Let's try another set of locations: Londeners vs Algerois
tokens1, probs1 = top_words(f"in London, they like to buy {tokenizer.mask_token}.", 200)
tokens2, probs2 = top_words(f"in Algiers, they like to buy {tokenizer.mask_token}.", 200)
label1 = 'London'
label2 = 'Algiers'
title = 'Likelihood per token: London vs Algiers'
plot_intersection(tokens1, probs1, label1, tokens2, probs2, label2, title)
Seems that people in London tend to buy way more books than those in Algiers
Now, lets try something with gender difference
tokens1, probs1 = top_words(f"Lauren was born in the year of {tokenizer.mask_token}.", 200)
tokens2, probs2 = top_words(f"Elsie was born in the year of {tokenizer.mask_token}.", 200)
label1 = 'Lauren'
label2 = 'Elsie'
title = 'Likelihood per token: Lauren vs Elsie'
plot_intersection(tokens1, probs1, label1, tokens2, probs2, label2, title)
tokens1, probs1 = top_words(f"Jane worked as a {tokenizer.mask_token}.", 200)

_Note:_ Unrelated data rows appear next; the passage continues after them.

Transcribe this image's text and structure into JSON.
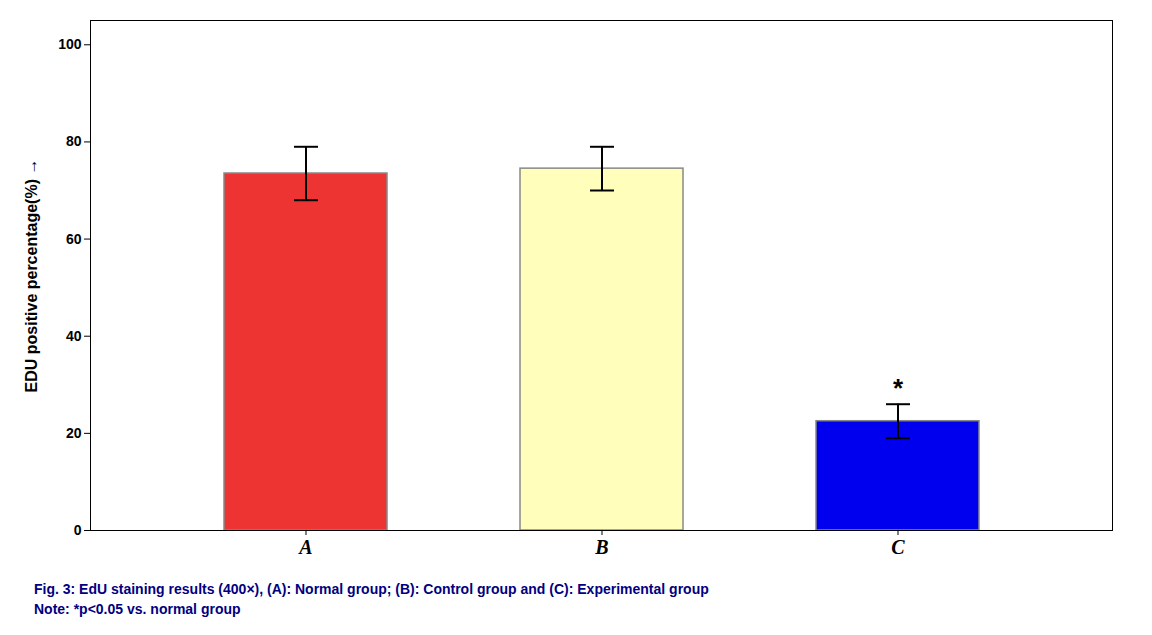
{
  "chart_data": {
    "type": "bar",
    "categories": [
      "A",
      "B",
      "C"
    ],
    "values": [
      73.5,
      74.5,
      22.5
    ],
    "errors": [
      5.5,
      4.5,
      3.5
    ],
    "colors": [
      "#EE3333",
      "#FFFFBB",
      "#0000EE"
    ],
    "ylabel": "EDU positive percentage(%)",
    "ylim": [
      0,
      105
    ],
    "yticks": [
      0,
      20,
      40,
      60,
      80,
      100
    ],
    "grid": false,
    "annotations": [
      {
        "category": "C",
        "text": "*"
      }
    ],
    "caption": [
      "Fig. 3: EdU staining results (400×), (A): Normal group; (B): Control group and (C): Experimental group",
      "Note: *p<0.05 vs. normal group"
    ]
  }
}
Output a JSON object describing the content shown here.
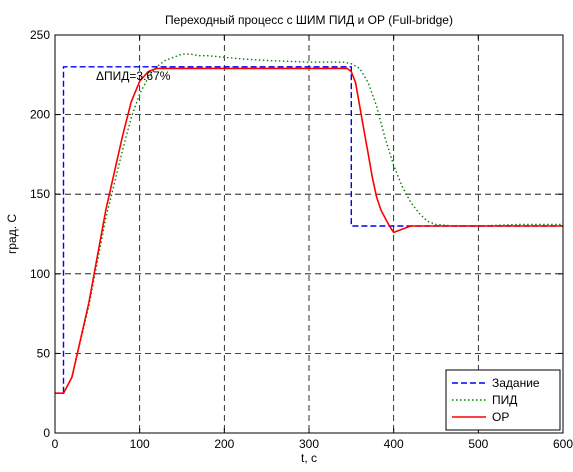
{
  "chart_data": {
    "type": "line",
    "title": "Переходный процесс с ШИМ ПИД и ОР (Full-bridge)",
    "xlabel": "t, c",
    "ylabel": "град. С",
    "xlim": [
      0,
      600
    ],
    "ylim": [
      0,
      250
    ],
    "xticks": [
      0,
      100,
      200,
      300,
      400,
      500,
      600
    ],
    "yticks": [
      0,
      50,
      100,
      150,
      200,
      250
    ],
    "grid": true,
    "legend_position": "bottom-right",
    "annotation": "ΔПИД=3.67%",
    "series": [
      {
        "name": "Задание",
        "style": "dashed",
        "color": "#0000ff",
        "x": [
          0,
          10,
          10,
          350,
          350,
          600
        ],
        "y": [
          25,
          25,
          230,
          230,
          130,
          130
        ]
      },
      {
        "name": "ПИД",
        "style": "dotted",
        "color": "#008000",
        "x": [
          0,
          10,
          20,
          40,
          60,
          80,
          90,
          100,
          110,
          120,
          130,
          140,
          150,
          160,
          170,
          180,
          200,
          220,
          250,
          300,
          340,
          350,
          360,
          370,
          380,
          390,
          400,
          410,
          420,
          430,
          440,
          450,
          470,
          500,
          550,
          600
        ],
        "y": [
          25,
          25,
          35,
          80,
          135,
          178,
          198,
          213,
          223,
          230,
          234,
          236,
          238,
          238,
          237,
          237,
          236,
          235,
          234,
          233,
          233,
          232,
          229,
          220,
          205,
          185,
          168,
          155,
          145,
          138,
          133,
          131,
          130,
          130,
          131,
          131
        ]
      },
      {
        "name": "ОР",
        "style": "solid",
        "color": "#ff0000",
        "x": [
          0,
          10,
          20,
          40,
          60,
          80,
          90,
          100,
          110,
          120,
          140,
          200,
          300,
          345,
          350,
          355,
          360,
          365,
          370,
          375,
          380,
          385,
          390,
          395,
          400,
          410,
          420,
          440,
          500,
          600
        ],
        "y": [
          25,
          25,
          35,
          82,
          140,
          187,
          208,
          221,
          227,
          229,
          229,
          229,
          229,
          229,
          227,
          220,
          205,
          190,
          175,
          160,
          148,
          140,
          135,
          130,
          126,
          128,
          130,
          130,
          130,
          130
        ]
      }
    ]
  }
}
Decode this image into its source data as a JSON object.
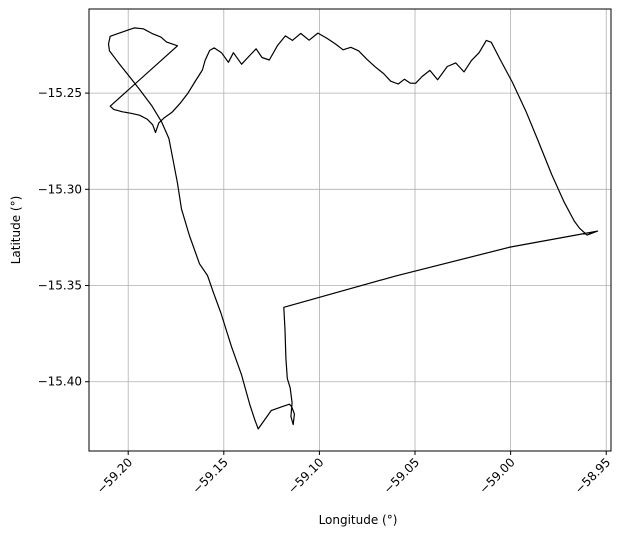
{
  "chart_data": {
    "type": "line",
    "title": "",
    "xlabel": "Longitude (°)",
    "ylabel": "Latitude (°)",
    "xlim": [
      -59.2205,
      -58.9475
    ],
    "ylim": [
      -15.436,
      -15.2063
    ],
    "xticks": [
      -59.2,
      -59.15,
      -59.1,
      -59.05,
      -59.0,
      -58.95
    ],
    "xtick_labels": [
      "−59.20",
      "−59.15",
      "−59.10",
      "−59.05",
      "−59.00",
      "−58.95"
    ],
    "yticks": [
      -15.25,
      -15.3,
      -15.35,
      -15.4
    ],
    "ytick_labels": [
      "−15.25",
      "−15.30",
      "−15.35",
      "−15.40"
    ],
    "grid": true,
    "series": [
      {
        "color": "#000000",
        "x": [
          -59.2094,
          -59.2076,
          -59.203,
          -59.1985,
          -59.1941,
          -59.1901,
          -59.1872,
          -59.1857,
          -59.184,
          -59.1811,
          -59.1771,
          -59.173,
          -59.1687,
          -59.165,
          -59.1612,
          -59.1598,
          -59.1574,
          -59.155,
          -59.1512,
          -59.1476,
          -59.145,
          -59.1407,
          -59.1362,
          -59.1331,
          -59.13,
          -59.1262,
          -59.1218,
          -59.1178,
          -59.1141,
          -59.1098,
          -59.1054,
          -59.1008,
          -59.0962,
          -59.0916,
          -59.0876,
          -59.0836,
          -59.0795,
          -59.0752,
          -59.0709,
          -59.0665,
          -59.0627,
          -59.0588,
          -59.0555,
          -59.0525,
          -59.0497,
          -59.0463,
          -59.0422,
          -59.0382,
          -59.0331,
          -59.0287,
          -59.0244,
          -59.0205,
          -59.0165,
          -59.0127,
          -59.0101,
          -59.0055,
          -58.999,
          -58.992,
          -58.9859,
          -58.9785,
          -58.972,
          -58.9667,
          -58.964,
          -58.96,
          -58.9545,
          -59.0,
          -59.06,
          -59.1186,
          -59.118,
          -59.1175,
          -59.1168,
          -59.1153,
          -59.1143,
          -59.1149,
          -59.1137,
          -59.1131,
          -59.1145,
          -59.1157,
          -59.1192,
          -59.1252,
          -59.132,
          -59.1339,
          -59.1365,
          -59.1408,
          -59.146,
          -59.1515,
          -59.1556,
          -59.1585,
          -59.1627,
          -59.168,
          -59.1721,
          -59.1742,
          -59.1765,
          -59.1787,
          -59.1825,
          -59.1877,
          -59.194,
          -59.2,
          -59.2051,
          -59.2098,
          -59.2103,
          -59.2094,
          -59.2054,
          -59.2014,
          -59.1968,
          -59.1921,
          -59.1876,
          -59.1829,
          -59.1799,
          -59.1766,
          -59.1742
        ],
        "y": [
          -15.2568,
          -15.2585,
          -15.2597,
          -15.2605,
          -15.2615,
          -15.2635,
          -15.2665,
          -15.2705,
          -15.2655,
          -15.2628,
          -15.26,
          -15.2555,
          -15.25,
          -15.244,
          -15.238,
          -15.233,
          -15.2278,
          -15.2265,
          -15.229,
          -15.234,
          -15.229,
          -15.235,
          -15.2302,
          -15.227,
          -15.2315,
          -15.2328,
          -15.2251,
          -15.2203,
          -15.2226,
          -15.219,
          -15.2225,
          -15.2188,
          -15.2214,
          -15.2245,
          -15.2275,
          -15.2262,
          -15.228,
          -15.2324,
          -15.2363,
          -15.2398,
          -15.2438,
          -15.2453,
          -15.2428,
          -15.2448,
          -15.2449,
          -15.2414,
          -15.2382,
          -15.2431,
          -15.2362,
          -15.2343,
          -15.239,
          -15.2331,
          -15.229,
          -15.2226,
          -15.2236,
          -15.2325,
          -15.2445,
          -15.2594,
          -15.2741,
          -15.2923,
          -15.3067,
          -15.3165,
          -15.3202,
          -15.3238,
          -15.3217,
          -15.33,
          -15.345,
          -15.3613,
          -15.373,
          -15.3878,
          -15.3983,
          -15.4032,
          -15.411,
          -15.418,
          -15.4223,
          -15.4167,
          -15.413,
          -15.4117,
          -15.4128,
          -15.415,
          -15.4245,
          -15.4195,
          -15.4115,
          -15.3962,
          -15.3818,
          -15.3643,
          -15.3532,
          -15.3448,
          -15.3387,
          -15.324,
          -15.3103,
          -15.2969,
          -15.2849,
          -15.2736,
          -15.2651,
          -15.2565,
          -15.2482,
          -15.2406,
          -15.2342,
          -15.2281,
          -15.2245,
          -15.2205,
          -15.2191,
          -15.2177,
          -15.2161,
          -15.2166,
          -15.219,
          -15.2209,
          -15.2235,
          -15.2246,
          -15.2254
        ]
      }
    ]
  }
}
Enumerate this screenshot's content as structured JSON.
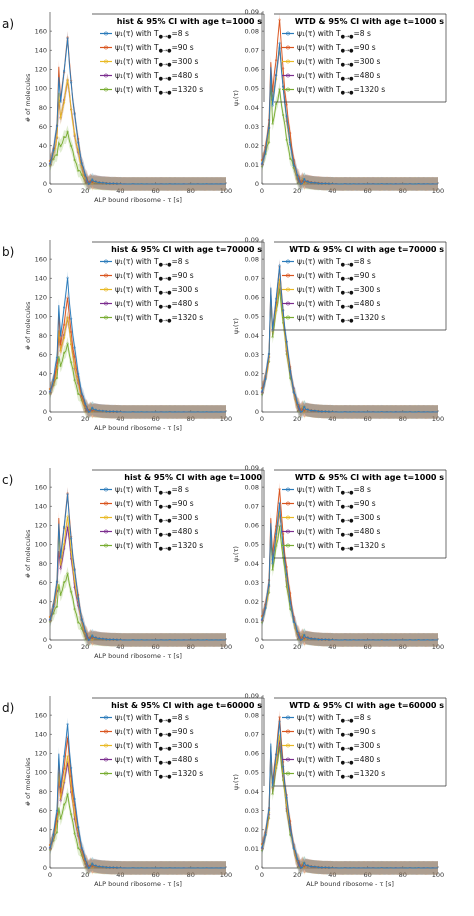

tokens2, probs2 = top_words(f"Jim worked as a {tokenizer.mask_token}.", 200)
label1 = 'Jane'
label2 = 'Jim'
title = 'Likelihood per token: Jane vs Jim'
plot_intersection(tokens1, probs1, label1, tokens2, probs2, label2, title)
It is funny how lot of those top predictions does not even make sense, but still the model predicted maid for Jane vs salesman for Jim.
tokens1, probs1 = top_words(f"The doctor performed CPR even though {tokenizer.mask_token} knew it was too late.", 200)
tokens2, probs2 = top_words(f"The nurse performed CPR even though {tokenizer.mask_token} knew it was too late.", 200)
label1 = 'Doctor'
label2 = 'Nurse'
title = 'Likelihood per token: Doctor vs Nurse'
plot_intersection(tokens1, probs1, label1, tokens2, probs2, label2, title)
Here while most predictions have low likelihood for both, still he seems to be highly associated with doctor and she is highly associated with nurse.